The constant bashing of social conservatives from the Left is a tiresome saw. This type of rhetoric suggests that social conservatism has no place in American politics. But the Left has only its own excesses to blame for the rise of social conservatism as a political force.
This NRO interview by Kathryn Jean Lopez of Mark Stricherz is fascinating. Social conservatives didn’t suddenly spring up from nowhere. They have always been an important constituency in America. Critics love to claim that they are little more than the racists of the Old South with a new mask, but in fact, social conservatives were responsible for the demise of the “peculiar institution” of slavery.
Until fairly recent history, social conservatives were fairly well spread between both major political parties. But that changed beginning in 1969 when a new coalition that included feminist activists began to take control of the Democratic Party’s presidential wing. Stricherz says, “If the national parties in the late 1960s and early ‘70s had stayed the same, feminists likely would have aligned with the Republican party, which seemed to be their natural home.”
But “a group of New Politics leaders used a reform commission, which was chaired by Senator George McGovern, to hijack the national party.” The group was able to get the delegate selection process changed to wrench power away from party bosses. One of the provisions they enacted was to require that delegations be made up 50-50 of males and females. The newly formed National Women’s Political Caucus “told their members to run as Democratic delegates.”
As radical feminists gained power in Democratic Party presidential politics, they made it clear that their number one issue was “the legalization of abortion.” They proved that they expected “the party to muzzle those who disagreed with them.” Marginalized social conservatives started fleeing the party in droves over the next few years. Not only did the hard uncompromising stance of abortion advocates turn the Democratic Party more to the left, the incoming social conservatives turned the Republican Party more to the right. This situation both necessitated and enabled the formation of political power groups based specifically on social conservatism.

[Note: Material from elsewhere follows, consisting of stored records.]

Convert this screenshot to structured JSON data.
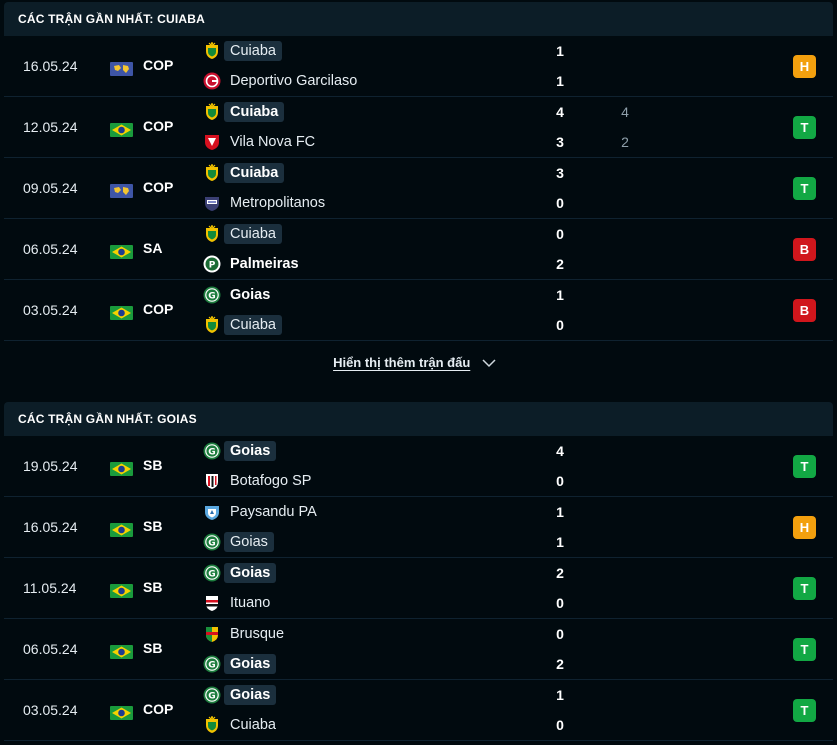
{
  "sections": [
    {
      "title": "CÁC TRẬN GẦN NHẤT: CUIABA",
      "matches": [
        {
          "date": "16.05.24",
          "flag": "world",
          "league": "COP",
          "home": {
            "name": "Cuiaba",
            "crest": "cuiaba",
            "highlight": true,
            "bold": false
          },
          "away": {
            "name": "Deportivo Garcilaso",
            "crest": "garcilaso",
            "highlight": false,
            "bold": false
          },
          "score_home": "1",
          "score_away": "1",
          "pen_home": "",
          "pen_away": "",
          "result": "H"
        },
        {
          "date": "12.05.24",
          "flag": "brazil",
          "league": "COP",
          "home": {
            "name": "Cuiaba",
            "crest": "cuiaba",
            "highlight": true,
            "bold": true
          },
          "away": {
            "name": "Vila Nova FC",
            "crest": "vilanova",
            "highlight": false,
            "bold": false
          },
          "score_home": "4",
          "score_away": "3",
          "pen_home": "4",
          "pen_away": "2",
          "result": "T"
        },
        {
          "date": "09.05.24",
          "flag": "world",
          "league": "COP",
          "home": {
            "name": "Cuiaba",
            "crest": "cuiaba",
            "highlight": true,
            "bold": true
          },
          "away": {
            "name": "Metropolitanos",
            "crest": "metropolitanos",
            "highlight": false,
            "bold": false
          },
          "score_home": "3",
          "score_away": "0",
          "pen_home": "",
          "pen_away": "",
          "result": "T"
        },
        {
          "date": "06.05.24",
          "flag": "brazil",
          "league": "SA",
          "home": {
            "name": "Cuiaba",
            "crest": "cuiaba",
            "highlight": true,
            "bold": false
          },
          "away": {
            "name": "Palmeiras",
            "crest": "palmeiras",
            "highlight": false,
            "bold": true
          },
          "score_home": "0",
          "score_away": "2",
          "pen_home": "",
          "pen_away": "",
          "result": "B"
        },
        {
          "date": "03.05.24",
          "flag": "brazil",
          "league": "COP",
          "home": {
            "name": "Goias",
            "crest": "goias",
            "highlight": false,
            "bold": true
          },
          "away": {
            "name": "Cuiaba",
            "crest": "cuiaba",
            "highlight": true,
            "bold": false
          },
          "score_home": "1",
          "score_away": "0",
          "pen_home": "",
          "pen_away": "",
          "result": "B"
        }
      ]
    },
    {
      "title": "CÁC TRẬN GẦN NHẤT: GOIAS",
      "matches": [
        {
          "date": "19.05.24",
          "flag": "brazil",
          "league": "SB",
          "home": {
            "name": "Goias",
            "crest": "goias",
            "highlight": true,
            "bold": true
          },
          "away": {
            "name": "Botafogo SP",
            "crest": "botafogo",
            "highlight": false,
            "bold": false
          },
          "score_home": "4",
          "score_away": "0",
          "pen_home": "",
          "pen_away": "",
          "result": "T"
        },
        {
          "date": "16.05.24",
          "flag": "brazil",
          "league": "SB",
          "home": {
            "name": "Paysandu PA",
            "crest": "paysandu",
            "highlight": false,
            "bold": false
          },
          "away": {
            "name": "Goias",
            "crest": "goias",
            "highlight": true,
            "bold": false
          },
          "score_home": "1",
          "score_away": "1",
          "pen_home": "",
          "pen_away": "",
          "result": "H"
        },
        {
          "date": "11.05.24",
          "flag": "brazil",
          "league": "SB",
          "home": {
            "name": "Goias",
            "crest": "goias",
            "highlight": true,
            "bold": true
          },
          "away": {
            "name": "Ituano",
            "crest": "ituano",
            "highlight": false,
            "bold": false
          },
          "score_home": "2",
          "score_away": "0",
          "pen_home": "",
          "pen_away": "",
          "result": "T"
        },
        {
          "date": "06.05.24",
          "flag": "brazil",
          "league": "SB",
          "home": {
            "name": "Brusque",
            "crest": "brusque",
            "highlight": false,
            "bold": false
          },
          "away": {
            "name": "Goias",
            "crest": "goias",
            "highlight": true,
            "bold": true
          },
          "score_home": "0",
          "score_away": "2",
          "pen_home": "",
          "pen_away": "",
          "result": "T"
        },
        {
          "date": "03.05.24",
          "flag": "brazil",
          "league": "COP",
          "home": {
            "name": "Goias",
            "crest": "goias",
            "highlight": true,
            "bold": true
          },
          "away": {
            "name": "Cuiaba",
            "crest": "cuiaba",
            "highlight": false,
            "bold": false
          },
          "score_home": "1",
          "score_away": "0",
          "pen_home": "",
          "pen_away": "",
          "result": "T"
        }
      ]
    }
  ],
  "show_more": {
    "label": "Hiển thị thêm trận đấu",
    "icon": "chevron-down-icon"
  },
  "colors": {
    "draw": "#f3a00e",
    "win": "#12a844",
    "loss": "#d0161c",
    "header_bg": "#0c1d27",
    "page_bg": "#010a0f"
  }
}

Today it is possible to vie for the GOP presidential nomination with something less than a pro-life stance. However, it is not possible to seriously seek the Democratic presidential nomination without subscribing to unrestricted abortion on demand. Stricherz explains why this is bad for Democrats. Like it or not, there are a lot of socially conservative American voters, even in the Democratic Party. But when it comes to presidential elections, most of these people end up voting for the candidate that is most socially conservative.
This, claims Stricherz, is why Democrats have lost six out of the past nine presidential elections, and why “only one Democratic candidate” during that time “has received more than half of the popular vote.” He suggests that there can be bigger issues that trump the candidates’ social stances, such as having a foreign war going down the tubes. But in the absence of such issues, the most socially conservative candidate has the edge.

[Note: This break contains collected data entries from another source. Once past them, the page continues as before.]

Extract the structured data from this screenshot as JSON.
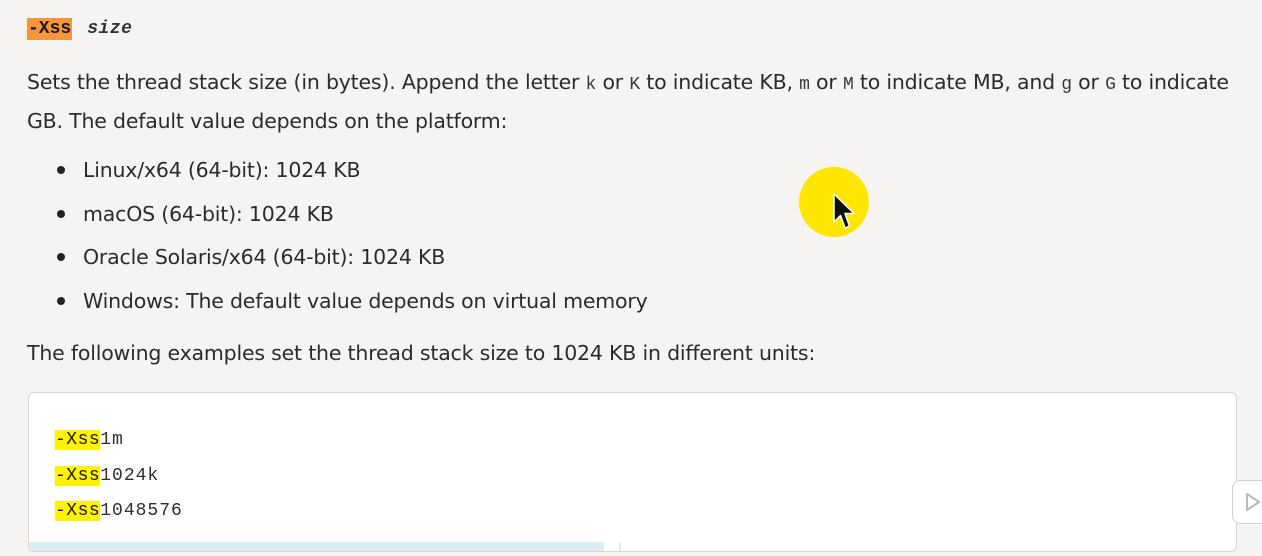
{
  "heading": {
    "option": "-Xss",
    "param": "size"
  },
  "description": {
    "part1": "Sets the thread stack size (in bytes). Append the letter ",
    "k_lower": "k",
    "or1": " or ",
    "k_upper": "K",
    "part2": " to indicate KB, ",
    "m_lower": "m",
    "or2": " or ",
    "m_upper": "M",
    "part3": " to indicate MB, and ",
    "g_lower": "g",
    "or3": " or ",
    "g_upper": "G",
    "part4": " to indicate GB. The default value depends on the platform:"
  },
  "platforms": [
    "Linux/x64 (64-bit): 1024 KB",
    "macOS (64-bit): 1024 KB",
    "Oracle Solaris/x64 (64-bit): 1024 KB",
    "Windows: The default value depends on virtual memory"
  ],
  "examples_intro": "The following examples set the thread stack size to 1024 KB in different units:",
  "examples": [
    {
      "flag": "-Xss",
      "value": "1m"
    },
    {
      "flag": "-Xss",
      "value": "1024k"
    },
    {
      "flag": "-Xss",
      "value": "1048576"
    }
  ],
  "colors": {
    "heading_highlight": "#f7953a",
    "search_highlight": "#fff200",
    "cursor_halo": "#ffe600"
  },
  "icons": {
    "cursor": "mouse-pointer-icon",
    "side_button": "play-icon"
  }
}
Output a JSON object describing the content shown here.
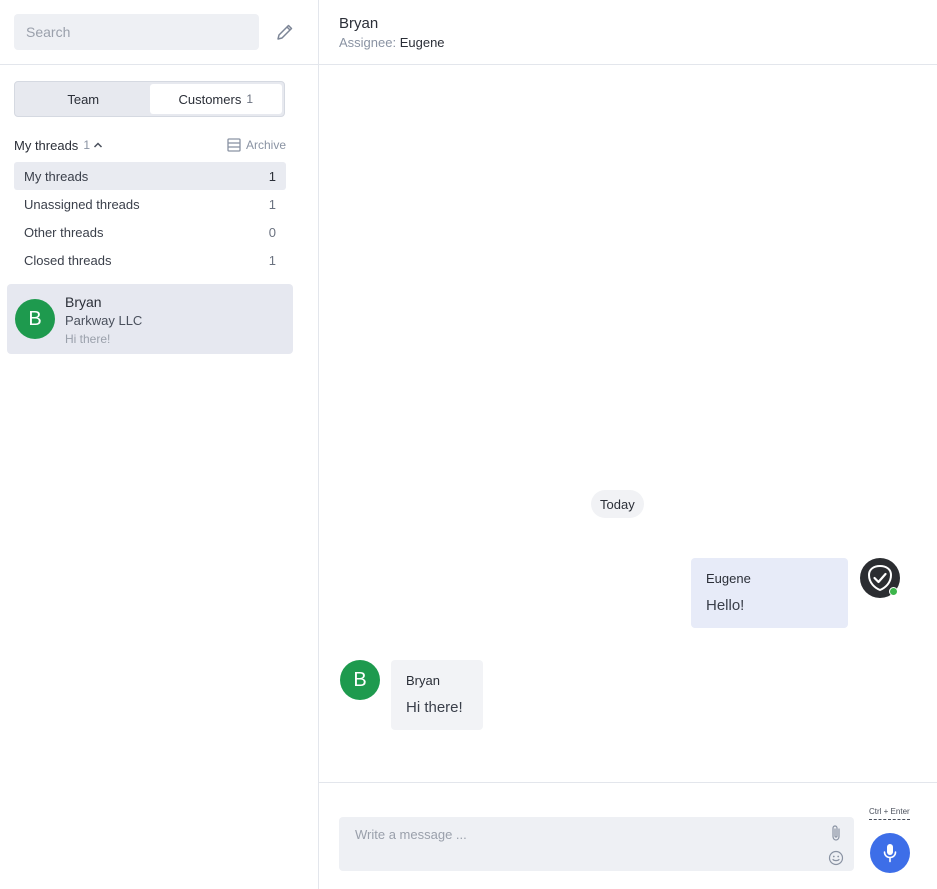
{
  "sidebar": {
    "search": {
      "placeholder": "Search",
      "value": ""
    },
    "compose_icon": "pencil-icon",
    "tabs": [
      {
        "label": "Team",
        "count": ""
      },
      {
        "label": "Customers",
        "count": "1"
      }
    ],
    "threads_header": {
      "title": "My threads",
      "count": "1",
      "archive_label": "Archive"
    },
    "filters": [
      {
        "label": "My threads",
        "count": "1",
        "active": true
      },
      {
        "label": "Unassigned threads",
        "count": "1"
      },
      {
        "label": "Other threads",
        "count": "0"
      },
      {
        "label": "Closed threads",
        "count": "1"
      }
    ],
    "conversations": [
      {
        "initial": "B",
        "name": "Bryan",
        "company": "Parkway LLC",
        "preview": "Hi there!"
      }
    ]
  },
  "main": {
    "header": {
      "name": "Bryan",
      "assignee_label": "Assignee:",
      "assignee": "Eugene"
    },
    "date_separator": "Today",
    "messages": [
      {
        "direction": "outgoing",
        "sender": "Eugene",
        "text": "Hello!"
      },
      {
        "direction": "incoming",
        "initial": "B",
        "sender": "Bryan",
        "text": "Hi there!"
      }
    ],
    "composer": {
      "placeholder": "Write a message ...",
      "value": "",
      "hint": "Ctrl + Enter"
    }
  },
  "colors": {
    "avatar_green": "#1e9a4e",
    "accent_blue": "#3d6ee8",
    "online_green": "#3cb54a",
    "outgoing_bubble": "#e7ebf8",
    "incoming_bubble": "#f2f3f6"
  }
}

If both parties nominate social liberals, the GOP’s edge in the presidential election will vanish. Stricherz says that it is only a matter of time before the current power brokers in Democratic presidential politics are toppled by another power group. It’s happened time after time, and it will happen again. “The obvious candidate,” says Stricherz “is Hispanic Catholics.” But before they can rise to the occasion they must “develop a leadership class, a political elite of lawyers and businessmen.”

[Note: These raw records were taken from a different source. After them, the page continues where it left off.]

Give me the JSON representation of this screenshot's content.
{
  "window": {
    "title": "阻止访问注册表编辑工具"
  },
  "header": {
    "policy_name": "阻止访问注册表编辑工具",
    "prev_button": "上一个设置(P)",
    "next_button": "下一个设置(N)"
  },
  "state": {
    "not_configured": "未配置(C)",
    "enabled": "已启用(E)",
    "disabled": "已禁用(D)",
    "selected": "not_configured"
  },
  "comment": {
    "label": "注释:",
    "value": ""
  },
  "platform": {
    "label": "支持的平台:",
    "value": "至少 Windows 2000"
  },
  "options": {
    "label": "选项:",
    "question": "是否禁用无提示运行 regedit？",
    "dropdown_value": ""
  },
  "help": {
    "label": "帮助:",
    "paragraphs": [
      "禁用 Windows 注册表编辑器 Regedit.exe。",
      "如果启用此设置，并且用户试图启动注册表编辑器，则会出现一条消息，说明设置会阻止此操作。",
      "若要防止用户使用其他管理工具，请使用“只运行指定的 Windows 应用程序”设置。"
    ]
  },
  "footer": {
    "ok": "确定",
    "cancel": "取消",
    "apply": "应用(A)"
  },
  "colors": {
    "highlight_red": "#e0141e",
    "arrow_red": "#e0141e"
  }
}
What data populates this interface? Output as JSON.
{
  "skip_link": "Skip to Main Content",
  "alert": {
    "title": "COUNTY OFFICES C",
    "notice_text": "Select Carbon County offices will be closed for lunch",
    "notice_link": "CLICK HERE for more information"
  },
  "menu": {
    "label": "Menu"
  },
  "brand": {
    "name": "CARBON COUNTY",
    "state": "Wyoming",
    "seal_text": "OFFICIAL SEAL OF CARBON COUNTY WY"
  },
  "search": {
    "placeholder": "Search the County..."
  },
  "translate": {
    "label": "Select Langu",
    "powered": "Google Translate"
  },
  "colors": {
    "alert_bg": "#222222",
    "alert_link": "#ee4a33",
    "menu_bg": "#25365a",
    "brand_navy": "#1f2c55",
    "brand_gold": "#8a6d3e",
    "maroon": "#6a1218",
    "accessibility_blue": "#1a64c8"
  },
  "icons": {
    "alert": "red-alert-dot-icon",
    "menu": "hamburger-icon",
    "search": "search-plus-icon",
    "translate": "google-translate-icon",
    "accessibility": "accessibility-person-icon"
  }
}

Hispanic Catholics are far more socially conservative than the current Democratic power brokers. We may yet see the day that the Democrats will nominate a socially conservative presidential candidate. If both parties had pro-life candidates, contends Stricherz, the national debate would move from “whether unborn infants deserve legal protection” to “which protections should be enacted and whether government should spend money to help save unborn children and their mothers.”
Republicans would lose their edge in presidential elections. The fit for social conservatives in the GOP hasn’t been that comfortable for any of the party’s factions. If the Democratic Party were to become less hostile to social conservatives, some would no longer feel bound to the GOP and would wander over to the Democrats. Some groups that are now in the Democratic Party might wander to the other side as well. Once again, the entire face of American politics would change. I wonder if this would result in less inter-party hostility.